Since the day they arrived, Poles and coach Matt Eberflus have asked for patience and faith —a tired request around here over the last four decades. And, remarkably, people have mostly given it to them anyway.
Poles has mostly skated on saying early on that he wanted to get “as many players into the door as possible” who had “high character,” then saw three of them get arrested in the offseason. All three had pre-existing relationships with Poles or the coaching staff.
Still, fans have been understanding that every overhaul starts with the new general manager leveling what his predecessor had built, and given that Ryan Pace left Poles a team that went 22-27 the last three years, he was wise to walk in with a sledgehammer.
So when he used the offseason to sacrifice the 2022 roster in favor of fortifying future draft capital and salary-cap space, it was pragmatic.
When he bypassed wide receivers with both of his second-round picks, it was plausible that fixing the secondary was equally an emergency.
When he assembled a budget-friendly, relatively anonymous crew of offensive linemen and wide receivers and asserted that he had properly outfitted Fields with everything he needed, people winced but went along with it.
When he bailed on two of Pace’s prized acquisitions by trading star pass rusher Khalil Mack and demoting second-year offensive tackle Teven Jenkins, he got the assumption that the moves were prudent.
The public doesn’t know for certain whether Jenkins is good or whether late-career Mack at that price would’ve been sensible.
We’ve seen him. We know how good he is. Poles isn’t getting the benefit of the doubt if he ships off the best player on the team at age 25.
Chiefs assistant general manager Mike Borgonzi, Poles’ friend and former co-worker, urged trust when asked about the Smith situation Tuesday.
“[Poles is] calm and steady, so he’s going to make the right decisions,” Borgonzi said. “He’s going to take any information, he’s going to be patient, and I’m sure things are going to work out there.”
It’s easy to be so sure when it’s not your roster. And while Borgonzi has faith that Poles will figure it out, he has not earned such confidence from the outside. Poles is a first-time general manager. He has no track record. Actually, his track record is unfolding in real time as he takes on issues like this.

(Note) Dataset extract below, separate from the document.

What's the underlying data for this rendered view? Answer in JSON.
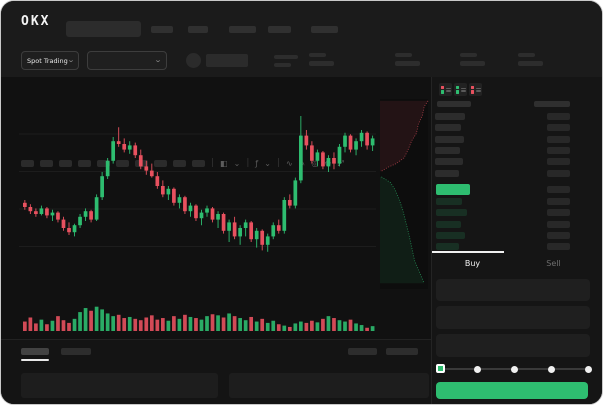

That being said, Smith has played his part in the fiasco. If Poles can state publicly there are “record-setting” details in his offer, it is fair to question whether Smith has been reasonable in his demands.
There has been drama throughout his time with the Bears, and this is a continuation. He held out as a rookie and missed the first three weeks of training camp. He no-showed for a 2019 game in a bizarre scene that was never explained.

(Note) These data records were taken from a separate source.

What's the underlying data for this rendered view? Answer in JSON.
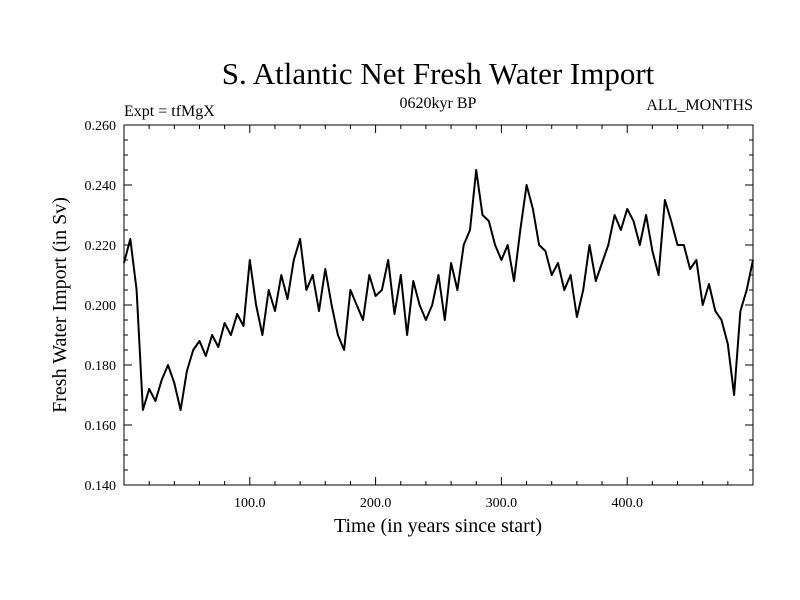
{
  "chart_data": {
    "type": "line",
    "title": "S. Atlantic Net Fresh Water Import",
    "subtitle_left": "Expt = tfMgX",
    "subtitle_center": "0620kyr BP",
    "subtitle_right": "ALL_MONTHS",
    "xlabel": "Time (in years since start)",
    "ylabel": "Fresh Water Import (in Sv)",
    "xlim": [
      0,
      500
    ],
    "ylim": [
      0.14,
      0.26
    ],
    "x_ticks": [
      100,
      200,
      300,
      400
    ],
    "x_tick_labels": [
      "100.0",
      "200.0",
      "300.0",
      "400.0"
    ],
    "y_ticks": [
      0.14,
      0.16,
      0.18,
      0.2,
      0.22,
      0.24,
      0.26
    ],
    "y_tick_labels": [
      "0.140",
      "0.160",
      "0.180",
      "0.200",
      "0.220",
      "0.240",
      "0.260"
    ],
    "grid": false,
    "series": [
      {
        "color": "#000000",
        "x": [
          0,
          5,
          10,
          15,
          20,
          25,
          30,
          35,
          40,
          45,
          50,
          55,
          60,
          65,
          70,
          75,
          80,
          85,
          90,
          95,
          100,
          105,
          110,
          115,
          120,
          125,
          130,
          135,
          140,
          145,
          150,
          155,
          160,
          165,
          170,
          175,
          180,
          185,
          190,
          195,
          200,
          205,
          210,
          215,
          220,
          225,
          230,
          235,
          240,
          245,
          250,
          255,
          260,
          265,
          270,
          275,
          280,
          285,
          290,
          295,
          300,
          305,
          310,
          315,
          320,
          325,
          330,
          335,
          340,
          345,
          350,
          355,
          360,
          365,
          370,
          375,
          380,
          385,
          390,
          395,
          400,
          405,
          410,
          415,
          420,
          425,
          430,
          435,
          440,
          445,
          450,
          455,
          460,
          465,
          470,
          475,
          480,
          485,
          490,
          495,
          500
        ],
        "y": [
          0.214,
          0.222,
          0.205,
          0.165,
          0.172,
          0.168,
          0.175,
          0.18,
          0.174,
          0.165,
          0.178,
          0.185,
          0.188,
          0.183,
          0.19,
          0.186,
          0.194,
          0.19,
          0.197,
          0.193,
          0.215,
          0.2,
          0.19,
          0.205,
          0.198,
          0.21,
          0.202,
          0.215,
          0.222,
          0.205,
          0.21,
          0.198,
          0.212,
          0.2,
          0.19,
          0.185,
          0.205,
          0.2,
          0.195,
          0.21,
          0.203,
          0.205,
          0.215,
          0.197,
          0.21,
          0.19,
          0.208,
          0.2,
          0.195,
          0.2,
          0.21,
          0.195,
          0.214,
          0.205,
          0.22,
          0.225,
          0.245,
          0.23,
          0.228,
          0.22,
          0.215,
          0.22,
          0.208,
          0.225,
          0.24,
          0.232,
          0.22,
          0.218,
          0.21,
          0.214,
          0.205,
          0.21,
          0.196,
          0.205,
          0.22,
          0.208,
          0.214,
          0.22,
          0.23,
          0.225,
          0.232,
          0.228,
          0.22,
          0.23,
          0.218,
          0.21,
          0.235,
          0.228,
          0.22,
          0.22,
          0.212,
          0.215,
          0.2,
          0.207,
          0.198,
          0.195,
          0.187,
          0.17,
          0.198,
          0.205,
          0.215
        ]
      }
    ]
  }
}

Smith also fired his representation in 2020, including super-agent Todd France, and has proceeded to act as his own agent — hardly a small detail in this saga.
“It’s difficult,” Poles said of negotiating directly with Smith. “There’s emotions involved, and it’s tough. It’s a very unique situation that we’ve had to deal with, and I thought we’ve done a pretty good job, which again that’s why I’m a little disappointed we’re at this spot.”
Nonetheless, handling those challenges is part of the job — particularly when the player is this important.
Smith is essential, and there aren’t many players who qualify as such on this roster. The only surefire pillars of the Bears’ future at this point are Smith, cornerback Jaylon Johnson and wide receiver Darnell Mooney, and Smith is the best of them.
So as much as Poles hates the idea, he needs to make a concession.
It’s time for him to head this off and end the unnecessary spectacle of Smith continuing to show up for practice but standing on the side. Poles will have to lose this negotiation to win in the long run.
Patrick Finley contributed to this report.